Oh sweet girl. I am so sorry. That is a shit of a thing to have happened.

Sending you huge virtual hugs, and a bucket load of peace for your heart. xx

Dina said...

i am so sorry for your loss, I can empathize after having gone through it twice.

Tracey said...

Oh hun :( I had hoped this wasn't it when you posted the last post. I am so so so sorry for you lost. Go gently and take care of yourself.

*hugs*

Just Add Walter said...

I am so sorry for your loss - I can only imagine what you must be feeling! Thank you for sharing your story with us even though it was really hard to blog about! Wishing you the best!

Foursons said...

I'm so sorry to hear this.

Kakka said...

I was fearful that this was what had happened as I somehow knew when you first mentioned the 'project' that it was a new baby for you. My heart is sad, and I am crying tears for your loss. I wish I could wrap you in my arms and give you a hug, but distance and the fact your don't really know me, prevent that.

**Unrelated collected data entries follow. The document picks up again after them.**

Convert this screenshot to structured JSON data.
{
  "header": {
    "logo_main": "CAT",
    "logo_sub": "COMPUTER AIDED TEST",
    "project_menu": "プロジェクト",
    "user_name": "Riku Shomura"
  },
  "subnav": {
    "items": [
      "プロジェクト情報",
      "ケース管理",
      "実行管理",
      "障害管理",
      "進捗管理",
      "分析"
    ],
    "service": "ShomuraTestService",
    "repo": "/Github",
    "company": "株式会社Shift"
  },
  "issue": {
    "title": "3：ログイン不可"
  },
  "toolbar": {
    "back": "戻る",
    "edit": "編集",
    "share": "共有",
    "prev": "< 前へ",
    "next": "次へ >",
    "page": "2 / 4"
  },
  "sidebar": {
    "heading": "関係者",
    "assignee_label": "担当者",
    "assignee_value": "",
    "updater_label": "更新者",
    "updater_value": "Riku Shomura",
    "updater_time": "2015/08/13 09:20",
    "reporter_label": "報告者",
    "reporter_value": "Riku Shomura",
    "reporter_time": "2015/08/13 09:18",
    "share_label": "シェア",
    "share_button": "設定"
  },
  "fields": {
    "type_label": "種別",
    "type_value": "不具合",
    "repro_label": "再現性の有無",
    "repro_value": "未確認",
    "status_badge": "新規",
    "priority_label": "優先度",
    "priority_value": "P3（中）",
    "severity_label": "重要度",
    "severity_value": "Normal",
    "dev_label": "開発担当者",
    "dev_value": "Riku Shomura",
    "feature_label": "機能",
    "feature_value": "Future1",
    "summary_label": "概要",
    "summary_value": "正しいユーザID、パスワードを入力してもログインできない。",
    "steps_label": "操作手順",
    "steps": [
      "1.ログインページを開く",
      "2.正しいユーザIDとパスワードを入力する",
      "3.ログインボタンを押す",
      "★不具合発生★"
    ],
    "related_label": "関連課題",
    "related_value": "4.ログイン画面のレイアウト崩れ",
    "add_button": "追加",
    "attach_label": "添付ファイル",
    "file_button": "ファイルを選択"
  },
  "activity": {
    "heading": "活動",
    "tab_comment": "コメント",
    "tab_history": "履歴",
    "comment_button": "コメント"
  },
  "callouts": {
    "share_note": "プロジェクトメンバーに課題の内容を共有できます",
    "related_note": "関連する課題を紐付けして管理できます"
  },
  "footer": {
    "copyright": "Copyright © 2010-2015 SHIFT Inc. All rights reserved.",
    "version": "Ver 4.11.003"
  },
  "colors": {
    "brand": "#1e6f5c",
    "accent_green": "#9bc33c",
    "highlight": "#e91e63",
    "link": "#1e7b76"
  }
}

So cyberhugs will have to do. xxx

Farmers Wifey said...

Thank you so much everyone...I will send you private emails but to those with a no reply email address, thank you thank you xxxx

Jen at Semantically driven said...

I'm really really sorry to read about this. Virtual hugs.... xxx

Nicole said...

Geez.

No matter how much time passes, it still doesn't discount a comment being justified, does it. Especially in this instance.

I am so, sorry. It isn't fair. I say it a lot through my blog, but others.. they don't understand. It's just NOT fair.